Let me just say I did NOT try to make all of these "Confidence" posts start with a "C," but God made it easy for me to remember and made it that way. ;) And I'm not making this up, but the Conference was in CHARLOTTE. :) Isn't that funny?
I've attended the Proverbs 31 She Speaks Speakers and Writers Conference before, but this one was unique. I'll admit that it usually requires a little (a lot) of beefing up my confidence in the Lord, because I take advantage of the chance to be evaluated in my teaching ministry and to present writing to publishing representatives. Translation? Truth can be uncomfortable, but I need it to grow. Can you relate? And there are hundreds of godly, gifted women swarming around the conference in cute shoes and sparkles (I just don't look right in sparkles). It's a weekend I feel like I need to know where my confidence comes from ... thus the month of "God lessons" tailor made for me, leading up to the final weekend of Conference.
Yesterday I shared how Paul set the example in looking at his weaknesses & difficulties as reasons to rejoice, to show off God's power. I had to hang on to this truth when I got back my speaking evaluations and read the one consistent comment: voice needs to be stronger. If you read yesterday's "Confidence in Cedarville" you know why that's sharp. I admit I did some, "Lord???" in response, mixed with a little lip quiver. Thorns are sharp. Otherwise they wouldn't be thorns. But God reminded me how joy comes from HIM in the ways HE deems best, with or without a strong voice. You would just think I have a soft voice; I know it's my thorn. But I enjoyed this Conference more than either of my first 2. Why? God's girls.

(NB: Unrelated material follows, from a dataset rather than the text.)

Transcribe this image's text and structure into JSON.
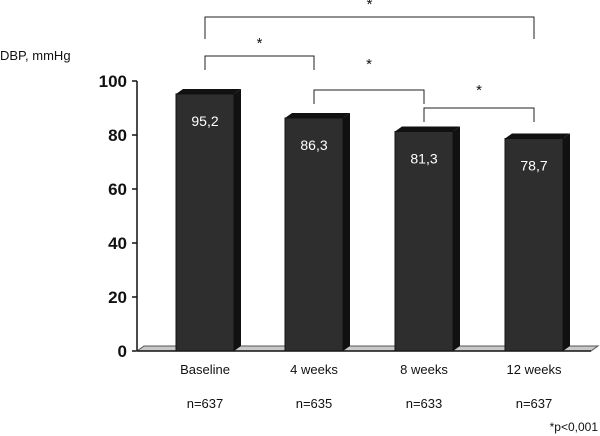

He gave me such sweet, sweet "Body time." Not "body" time, but "Body" time.
I enjoyed a meal with my friend Cindy who has become so dear to me "online." Joy! I re-met a friend (ok - also sister of an old boyfriend!) from 25 years ago, and we had SUCH a great time together. Joy! ... I had time to chat with a ministry friend from P31 who has allowed our lives to be tied together over the internet... Joy! I had a "divine appointment" with a lady God seated me beside, and He continued to put us together; she prayed such a sweet prayer over me. Joy! ... And after months of praying and writing and visioning long distance, I was able to be "with" (in person) the godly and gifted gals of the Scripture Dig Team I am part of (in pajamas ... without cute shoes). Joy! ... Does being included with the ladies of the Dig Team make me feel confident? No ... I'd like to think it's a little bit of Paul starting to come out ... being counted among them is quite humbling. (Top: Moi, Stephanie, Kristi. Seated: Sandra, Kathy, Teri Lynne)
It's funny how I often think I need something in order to have my confidence full and strong, but the Lord wants me to let Him be the Lord of my thorns. HE wants to give me HIS reasons to experience Joy! When I let Christ's power rest on me, I can enjoy the kind of CONFIDENCE He means for me to know. The fellowship and encouragement and challenge of being with HIS people (especially His girls) brings a great joy and peace that bears Real Confidence.
2 Cor. 12:8-10 "Three times I pleaded with the Lord to take it away from me. But he said to me, 'My grace is sufficient for you, for my power is made perfect in weakness.' Therefore I will boast all the more gladly about my weaknesses, so that Christ's power may rest on me. That is why, for Christ's sake, I delight in weaknesses, in insults, in hardships, in persecutions, in difficulties. For when I am weak, then I am strong."
In other words, God says, "Julie, My grace is enough for you, because My power is completed when you are weak, by your thorn. So you can be confident in your weakness, glad that Christ's power will rest on you and be revealed through you. Your voice doesn't need to be heard; My power will be heard! Sweet Julie, when you are feeling weak, you can really feel CONFIDENT in Me."
The Conference was truly sweet, full of encouragement and growth and blessing. All from the Lord, and I am glad to boast in that! That brought me near to the end of July, but there was one more lesson for me at home. I will only show you the picture, because I know you won't forget the last lesson if I set aside my pride and show it to you ... tomorrow. :)
How is God using other gals in His Body to give you doses of joy and encouragement that leads to Confidence?